Last season the Polish apples also endured bad weather prior to the harvest, which led to very low volumes, especially compared to the bumper crop they had in 2018. “The situation in terms of weather is similar to last season, which means there’s been plenty of lost crops overall. We’ve also had to deal with hail in May and the drought is still ongoing! Put a pandemic on top of that and 2020 has been a very challenging year for the Polish apple growers already.” Marawan explains.

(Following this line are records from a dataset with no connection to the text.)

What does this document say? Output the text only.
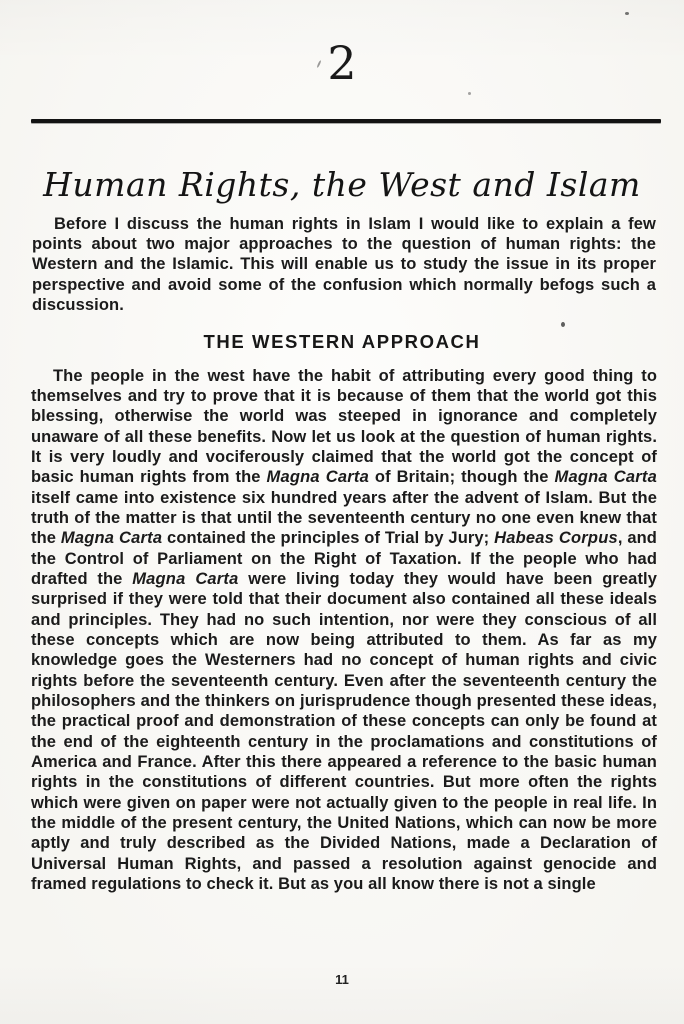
2
Human Rights, the West and Islam

Before I discuss the human rights in Islam I would like to explain a few points about two major approaches to the question of human rights: the Western and the Islamic. This will enable us to study the issue in its proper perspective and avoid some of the confusion which normally befogs such a discussion.

THE WESTERN APPROACH

The people in the west have the habit of attributing every good thing to themselves and try to prove that it is because of them that the world got this blessing, otherwise the world was steeped in ignorance and completely unaware of all these benefits. Now let us look at the question of human rights. It is very loudly and vociferously claimed that the world got the concept of basic human rights from the Magna Carta of Britain; though the Magna Carta itself came into existence six hundred years after the advent of Islam. But the truth of the matter is that until the seventeenth century no one even knew that the Magna Carta contained the principles of Trial by Jury; Habeas Corpus, and the Control of Parliament on the Right of Taxation. If the people who had drafted the Magna Carta were living today they would have been greatly surprised if they were told that their document also contained all these ideals and principles. They had no such intention, nor were they conscious of all these concepts which are now being attributed to them. As far as my knowledge goes the Westerners had no concept of human rights and civic rights before the seventeenth century. Even after the seventeenth century the philosophers and the thinkers on jurisprudence though presented these ideas, the practical proof and demonstration of these concepts can only be found at the end of the eighteenth century in the proclamations and constitutions of America and France. After this there appeared a reference to the basic human rights in the constitutions of different countries. But more often the rights which were given on paper were not actually given to the people in real life. In the middle of the present century, the United Nations, which can now be more aptly and truly described as the Divided Nations, made a Declaration of Universal Human Rights, and passed a resolution against genocide and framed regulations to check it. But as you all know there is not a single

11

The European borders being closed bring another challenge to the table, Marawan explains. “Another large issue is the lack of workers from Ukraine. With the borders being closed due to the pandemic, this will have large impact on the Polish apples. Even in terms of quality, as there simply will not be enough labor to ensure all the work is done right and on time. For us, Sarafruit luckily owns its own orchard, and we’re pretty much protected from all kinds of weather situation. We have nets to protect the apples from hail, and an irrigation system to deal with the current drought. However at some point we’ll have to start buying from other farms and this is where the lack of volumes and workers will come into play for us.”
Fortunately for Sarafruit, the demand from his Egyptian clients has not dimmed down, as they’re already looking to set up contracts for the upcoming season. “Overall, as Poland experienced a bumper crop two seasons ago, we can be sure that the total volumes will be larger than last year. However the damages will also be significant, which will affect quality greatly. The exports will start in October, and luckily some of our Egyptian clients have already requested a full program for the season. Of course we’ll wait and see what happens with the borders opening up, but I feel confident it will be a good, but tough season this year!” Marawan concludes.